Trials done to remove, disperse mynas, says AVA

NEO CHAI CHIN Today Online 21 Jan 17;

SINGAPORE — The Agri-food and Veterinary Authority (AVA) does not control the population of mynas in Singapore, but it has conducted two trials to test “removal” and “dispersal” methods.

In July 2015, it conducted a mist-netting trial in Hougang, trapping mynas in nylon nets made up of three to four panels that overlap to form pockets. Eleven mynas were trapped during the three-day trial and were euthanised because relocation was not feasible, the AVA said.

It added that mist-netting is a common trapping method used by conservationists to capture birds for monitoring and bird banding: “The method is humane, as the birds are captured alive with minimal human intervention.” The agency has not used mist-netting since the trial.

Last year, the AVA began a fogging trial that is ongoing in Yishun and Clementi.

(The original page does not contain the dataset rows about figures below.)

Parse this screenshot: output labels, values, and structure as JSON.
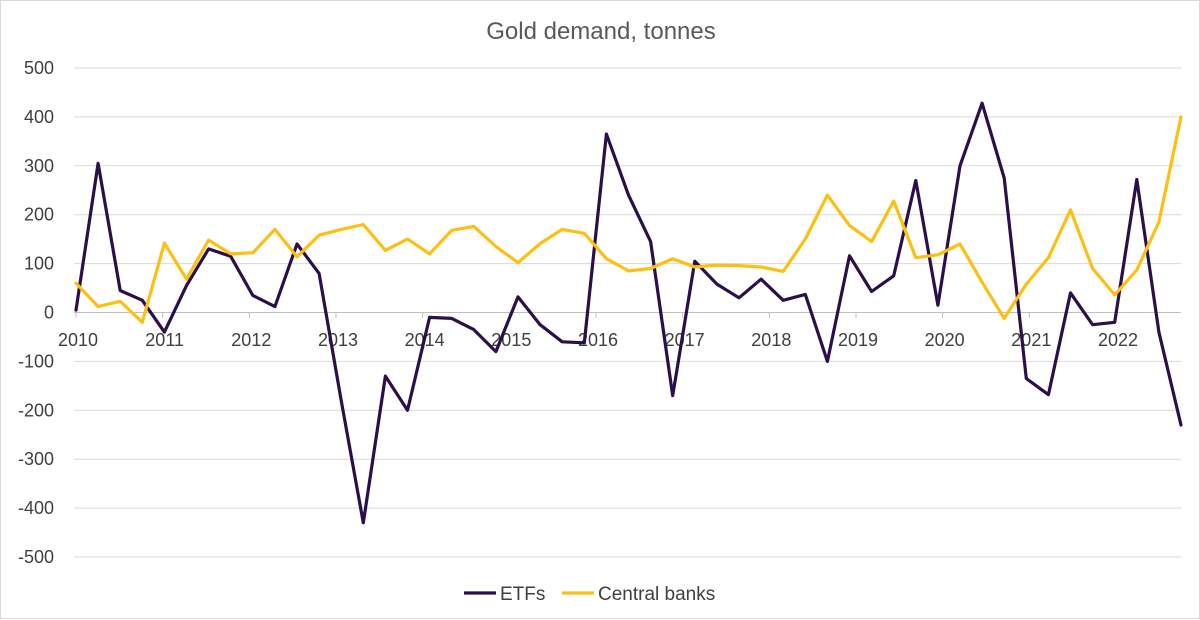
{
  "chart_data": {
    "type": "line",
    "title": "Gold demand, tonnes",
    "xlabel": "",
    "ylabel": "",
    "ylim": [
      -500,
      500
    ],
    "yticks": [
      500,
      400,
      300,
      200,
      100,
      0,
      -100,
      -200,
      -300,
      -400,
      -500
    ],
    "xlim": [
      2010,
      2022.75
    ],
    "xticks": [
      "2010",
      "2011",
      "2012",
      "2013",
      "2014",
      "2015",
      "2016",
      "2017",
      "2018",
      "2019",
      "2020",
      "2021",
      "2022"
    ],
    "legend": "bottom-center",
    "grid": true,
    "series": [
      {
        "name": "ETFs",
        "color": "#2a0f4a",
        "values": [
          5,
          305,
          45,
          25,
          -40,
          55,
          130,
          115,
          35,
          12,
          140,
          80,
          -180,
          -430,
          -130,
          -200,
          -10,
          -12,
          -35,
          -80,
          32,
          -25,
          -60,
          -62,
          365,
          240,
          145,
          -170,
          105,
          58,
          30,
          68,
          25,
          37,
          -100,
          116,
          43,
          75,
          270,
          15,
          300,
          428,
          275,
          -135,
          -168,
          40,
          -25,
          -20,
          272,
          -40,
          -230
        ]
      },
      {
        "name": "Central banks",
        "color": "#fdbf12",
        "values": [
          60,
          12,
          23,
          -20,
          142,
          68,
          148,
          120,
          122,
          170,
          114,
          158,
          170,
          180,
          127,
          150,
          120,
          168,
          176,
          135,
          102,
          141,
          170,
          162,
          110,
          85,
          90,
          110,
          93,
          97,
          96,
          93,
          84,
          150,
          240,
          178,
          145,
          228,
          112,
          118,
          140,
          62,
          -12,
          58,
          112,
          210,
          90,
          36,
          87,
          185,
          400
        ]
      }
    ]
  }
}
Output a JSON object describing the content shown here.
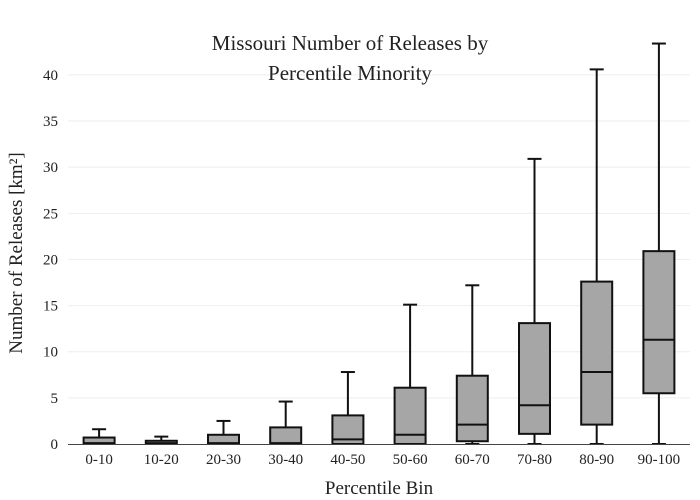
{
  "chart_data": {
    "type": "box",
    "title_lines": [
      "Missouri Number of Releases by",
      "Percentile Minority"
    ],
    "xlabel": "Percentile Bin",
    "ylabel": "Number of Releases  [km²]",
    "ylim": [
      0,
      44
    ],
    "yticks": [
      0,
      5,
      10,
      15,
      20,
      25,
      30,
      35,
      40
    ],
    "grid": true,
    "colors": {
      "box_fill": "#a6a6a6",
      "box_stroke": "#111111"
    },
    "categories": [
      "0-10",
      "10-20",
      "20-30",
      "30-40",
      "40-50",
      "50-60",
      "60-70",
      "70-80",
      "80-90",
      "90-100"
    ],
    "boxes": [
      {
        "category": "0-10",
        "min": 0,
        "q1": 0,
        "median": 0.1,
        "q3": 0.7,
        "max": 1.6
      },
      {
        "category": "10-20",
        "min": 0,
        "q1": 0,
        "median": 0.1,
        "q3": 0.35,
        "max": 0.8
      },
      {
        "category": "20-30",
        "min": 0,
        "q1": 0,
        "median": 0.1,
        "q3": 1.0,
        "max": 2.5
      },
      {
        "category": "30-40",
        "min": 0,
        "q1": 0,
        "median": 0.1,
        "q3": 1.8,
        "max": 4.6
      },
      {
        "category": "40-50",
        "min": 0,
        "q1": 0,
        "median": 0.5,
        "q3": 3.1,
        "max": 7.8
      },
      {
        "category": "50-60",
        "min": 0,
        "q1": 0,
        "median": 1.0,
        "q3": 6.1,
        "max": 15.1
      },
      {
        "category": "60-70",
        "min": 0,
        "q1": 0.3,
        "median": 2.1,
        "q3": 7.4,
        "max": 17.2
      },
      {
        "category": "70-80",
        "min": 0,
        "q1": 1.1,
        "median": 4.2,
        "q3": 13.1,
        "max": 30.9
      },
      {
        "category": "80-90",
        "min": 0,
        "q1": 2.1,
        "median": 7.8,
        "q3": 17.6,
        "max": 40.6
      },
      {
        "category": "90-100",
        "min": 0,
        "q1": 5.5,
        "median": 11.3,
        "q3": 20.9,
        "max": 43.4
      }
    ]
  }
}
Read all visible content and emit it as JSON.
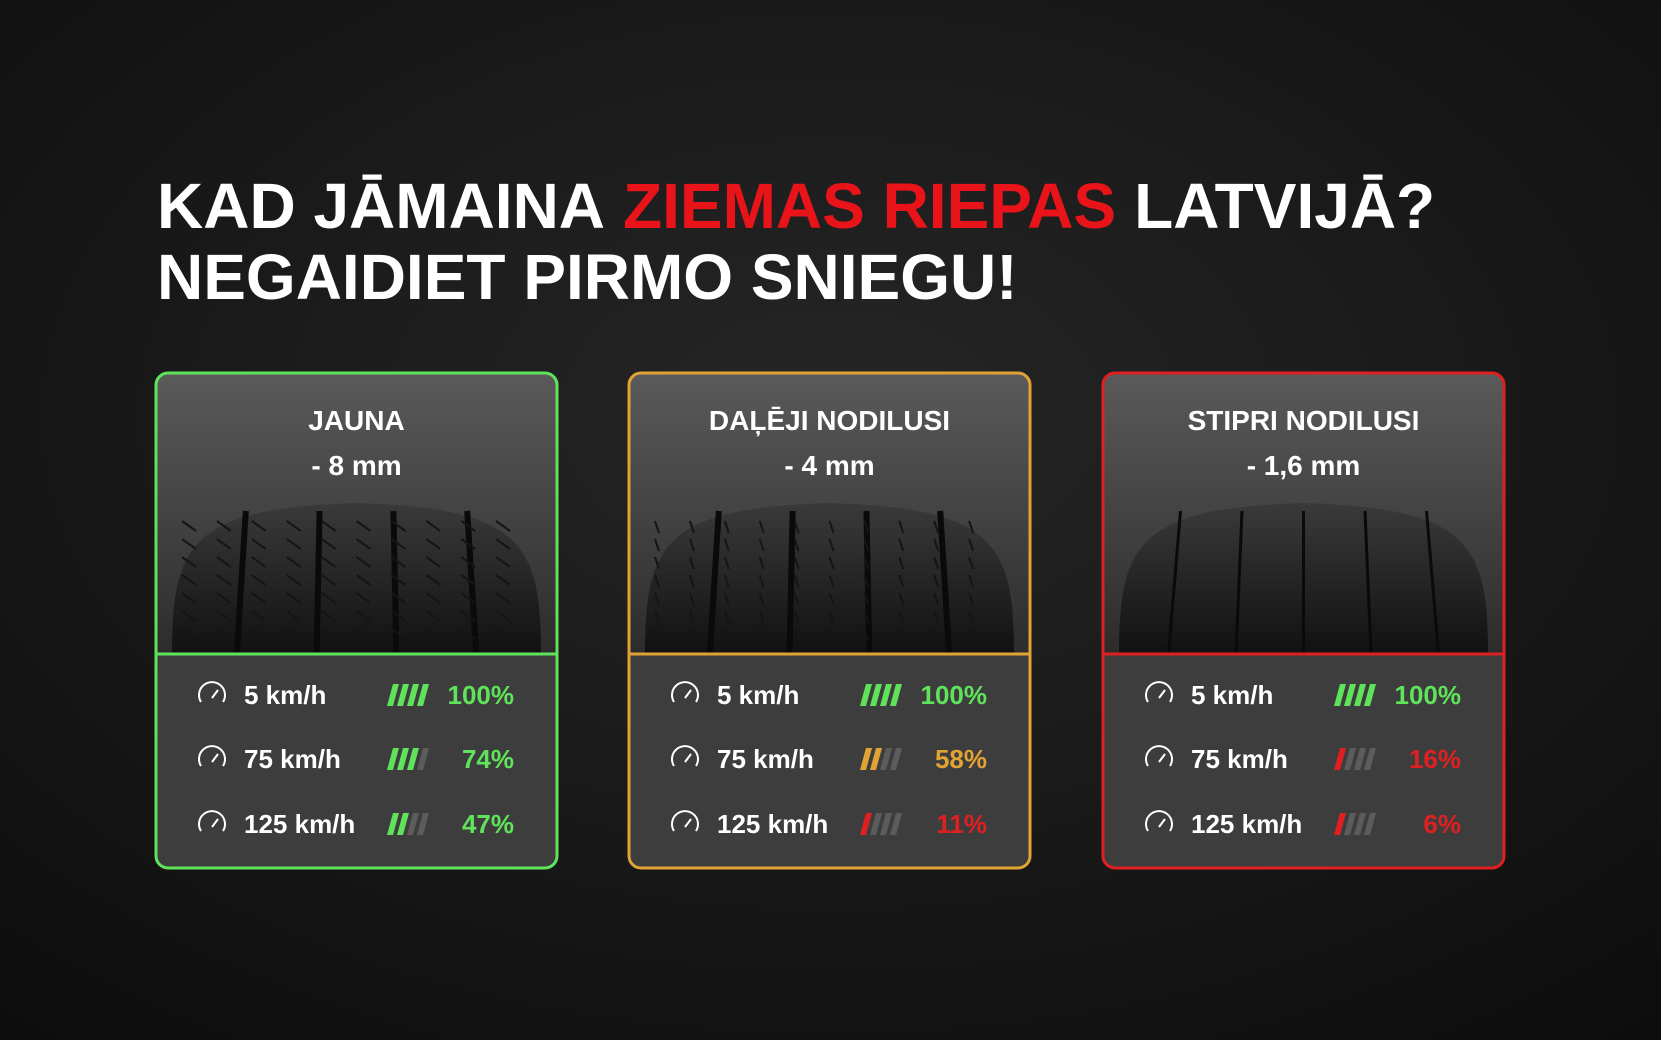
{
  "header": {
    "line1_start": "KAD JĀMAINA",
    "line1_highlight": "ZIEMAS RIEPAS",
    "line1_end": "LATVIJĀ?",
    "line2": "NEGAIDIET PIRMO SNIEGU!"
  },
  "cards": [
    {
      "title": "JAUNA",
      "depth": "- 8 mm",
      "color": "#5fe35a",
      "tire": "new",
      "rows": [
        {
          "speed": "5 km/h",
          "level": 4,
          "level_color": "#5fe35a",
          "percent": "100%"
        },
        {
          "speed": "75 km/h",
          "level": 3,
          "level_color": "#5fe35a",
          "percent": "74%"
        },
        {
          "speed": "125 km/h",
          "level": 2,
          "level_color": "#5fe35a",
          "percent": "47%"
        }
      ]
    },
    {
      "title": "DAĻĒJI NODILUSI",
      "depth": "- 4 mm",
      "color": "#e0a334",
      "tire": "mid",
      "rows": [
        {
          "speed": "5 km/h",
          "level": 4,
          "level_color": "#5fe35a",
          "percent": "100%"
        },
        {
          "speed": "75 km/h",
          "level": 2,
          "level_color": "#e0a334",
          "percent": "58%"
        },
        {
          "speed": "125 km/h",
          "level": 1,
          "level_color": "#e02020",
          "percent": "11%"
        }
      ]
    },
    {
      "title": "STIPRI NODILUSI",
      "depth": "- 1,6 mm",
      "color": "#e02020",
      "tire": "worn",
      "rows": [
        {
          "speed": "5 km/h",
          "level": 4,
          "level_color": "#5fe35a",
          "percent": "100%"
        },
        {
          "speed": "75 km/h",
          "level": 1,
          "level_color": "#e02020",
          "percent": "16%"
        },
        {
          "speed": "125 km/h",
          "level": 1,
          "level_color": "#e02020",
          "percent": "6%"
        }
      ]
    }
  ]
}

Selected trees are fogged with a chemical made of methylated soybean oil and a grape extract that repels mynas by causing a brief, temporary burning feeling in the mouths, throats and other parts of their faces. With repeated fogging, the AVA hopes that the birds will learn to avoid the areas. The chemical is not known to have adverse effects on humans or animals and has been successfully used in the United States to prevent birds from feeding on crops.

“If successful, fogging may help supplement existing measures for more effective, long-term management of myna-related issues in Singapore,” the AVA said, adding that it is evaluating the effectiveness of this method.

From a study on the Javan myna that concluded in 2013, the AVA found that removal of food sources would help curb its population in the long run. The study also recommended that AVA take a multi-pronged approach of dispersal and removal as short-term measures to manage myna-related issues.

Measures have also been deployed for other birds — the AVA controls the crow population, and started a trial in 2015 using a drug that acts as oral contraceptives for pigeons. In February 2015, it embarked on a year-long trial of using bird-deterrent gels at Block 755 Choa Chu Kang North 5, and observed that this was effective in stopping birds from roosting where the gels were placed.

The agency has shared the findings with parties such as town councils and building managers to see if they would like to try the gels.

“Bird-related issues, including nuisances caused by mynas, are often complex and there is no standalone solution,” the AVA said.